This document explains how you use the M3 cash flow tools to define your company's cash flow. The tools you use are:
You have overviews of your company's cash flow. The overview can cover the immediate future or a longer period of time.
Use the overviews to optimize the company's decisions and future actions to ensure the company's solvency.
Refer to the processes listed under See Also.
The primary purpose of cash flow management is to ensure the entity's solvency and flexibility to conquer difficulties and take advantage of possibilities.
An entity with a solid positive net cash flow can not be declared bankrupt. It has a greater chance of staying economically independent of customers, suppliers and credit institutions, and it can also compensate weak operative or financial result for a period of time.
There are no general rules as to when or how often you should manage cash flow. Whenever there is a need for a cash flow overview and planning the user can define his/her own cash flow budgets and cash flow plans according to his/her special business requirements.
Cash flow management consists of planning future payments and payments received on a short-term as well as long-term basis.
Planning future payments received is more difficult and less reliable then planning future payments. Normally, it is your customers that will contribute most to your future payments received. If a major customer has solvency problems, this can affect your payments received in an unpredicted way.
Planning future payments is more reliable since it concerns your own costs and procurements.
For this purpose, M3 provides two managing tools that outline causes for changes in the future cash balance: Cash flow budgets and cash flow plans.
The cash flow budget retrieves and converts transactions from a profit and loss budget into cash flows. It is used both in long-term and short term-planning purposes, and contains values from different accounts depending on its purpose.
A cash flow budget for long-term planning is more comprehensive than a cash flow budget for short-term purpose and is used independently. The long-term budget provides you with information which enables you to make long-term decisions. This could be issuing new shares to finance heavy future investments, for example.
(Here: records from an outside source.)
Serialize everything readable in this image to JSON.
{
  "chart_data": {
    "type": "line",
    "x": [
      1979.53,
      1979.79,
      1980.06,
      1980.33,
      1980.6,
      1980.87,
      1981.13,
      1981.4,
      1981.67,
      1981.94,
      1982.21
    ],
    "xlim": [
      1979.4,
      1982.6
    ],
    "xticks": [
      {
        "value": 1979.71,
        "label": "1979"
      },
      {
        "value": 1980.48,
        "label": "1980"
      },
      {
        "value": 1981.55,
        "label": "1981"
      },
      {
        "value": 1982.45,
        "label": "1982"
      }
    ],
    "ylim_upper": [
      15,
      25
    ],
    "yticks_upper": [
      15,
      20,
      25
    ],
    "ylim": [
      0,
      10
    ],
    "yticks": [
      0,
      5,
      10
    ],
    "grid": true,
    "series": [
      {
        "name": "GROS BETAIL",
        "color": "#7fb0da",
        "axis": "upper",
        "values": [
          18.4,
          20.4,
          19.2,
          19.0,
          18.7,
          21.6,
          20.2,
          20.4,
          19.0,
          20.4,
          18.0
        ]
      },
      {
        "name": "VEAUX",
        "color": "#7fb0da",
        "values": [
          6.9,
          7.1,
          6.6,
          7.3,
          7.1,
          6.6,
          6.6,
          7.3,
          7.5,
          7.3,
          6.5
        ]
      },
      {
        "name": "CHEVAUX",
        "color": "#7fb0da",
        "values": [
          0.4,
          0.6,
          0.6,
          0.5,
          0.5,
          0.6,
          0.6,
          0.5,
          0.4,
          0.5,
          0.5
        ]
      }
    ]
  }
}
The cash flow plan displays the actual cash flows in the nearest future. This is possible since the majority of included transactions are already registered as customer orders, purchase orders, customer invoices, supplier invoices, service agreements, etc.
The totaled values displayed in the cash flow plan are automatically retrieved from various M3 applications. The sub-ledger values, however, are retrieved directly from a short-term cash flow budget.
The plan provides you with information so that you can take short-term actions, for example, take a loan to cover temporary deficiency in the cash flow within the nearest future.